Officials also knew about the broken fence on Friday that Legan reportedly entered through near Uvas Creek two days later, according to Scarlett, and someone had put zip ties to keep it shut. But nobody wanted to take responsibility to fix it, he added.
Scarlett said that once the appeal is filed, he expects the appellate court to “handle it promptly” and determine the decision was made in error.
“Why even have a fence? Why even have wanding? Why do any of that if they can’t be held responsible?” he said. “The judge took the case away from a Santa Clara County jury. I would rather have a jury of my peers tell us what kind of security these organizers should utilize at their events rather than have a judge make that call solely.”
Scarlett added that the victims are not asking for a dollar amount to come from the lawsuit. But they are still grieving and suffering from post-traumatic stress disorder as well as costly surgeries, he noted, saying that Towner’s medical bills alone in 2022 were nearly $2 million.
Upon hearing the news of the summary judgment, Gilroy City Administrator Jimmy Forbis stated, “We respect the court’s decision to grant the city’s motion for summary judgment. This ruling confirms what the city has felt all along that it held no responsibility for the actions of the shooter. This judgement is an important step for the city at large and our organization to continue to mourn and heal.”

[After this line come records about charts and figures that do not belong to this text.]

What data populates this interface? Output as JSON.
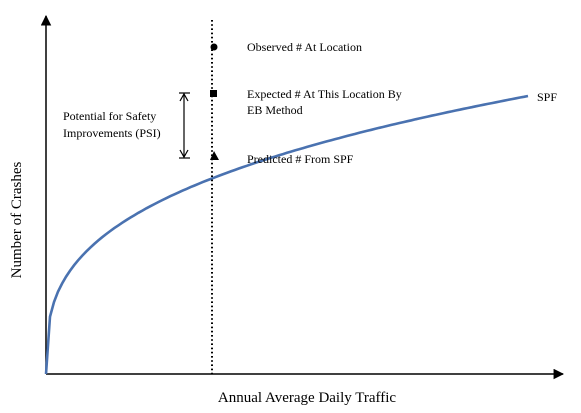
{
  "chart_data": {
    "type": "line",
    "axes": {
      "xlabel": "Annual Average Daily Traffic",
      "ylabel": "Number of Crashes",
      "ticks": false
    },
    "series": [
      {
        "name": "SPF",
        "shape": "concave increasing curve",
        "color": "#4a72b0"
      }
    ],
    "reference_line": {
      "style": "dotted",
      "orientation": "vertical"
    },
    "points": [
      {
        "marker": "circle",
        "label": "Observed # At Location"
      },
      {
        "marker": "square",
        "label_lines": [
          "Expected # At This Location By",
          "EB Method"
        ]
      },
      {
        "marker": "triangle",
        "label": "Predicted # From SPF"
      }
    ],
    "bracket": {
      "label_lines": [
        "Potential for Safety",
        "Improvements (PSI)"
      ]
    }
  }
}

Mayor Marie Blankley reflected, “While we are grateful to put this lawsuit behind us, we remain profoundly empathetic towards all individuals and families impacted by the Gilroy Garlic Festival Incident and this longtime impending case. We recognize the emotional and personal complexities involved and remain committed to our values of compassion, respect, and genuine concern for all.”
The Gilroy Garlic Festival Association declined to comment, citing advice from its attorney.
City of Gilroy spokesperson Rachelle Bedell said there are no other cases pending against the city. She declined to comment on the Nov. 14 decision, saying the city would provide a statement once the motion to dismiss is official.
Scarlett is also the lead attorney for another case against all the same defendants except the city. That case, “Tamara Williams vs. Gilroy Garlic Festival Association, Inc. et al,” filed in January 2022, continues to wind through the court, with a case management conference scheduled for March 2024.
Erik Chalhoub is editor of the Gilroy Dispatch.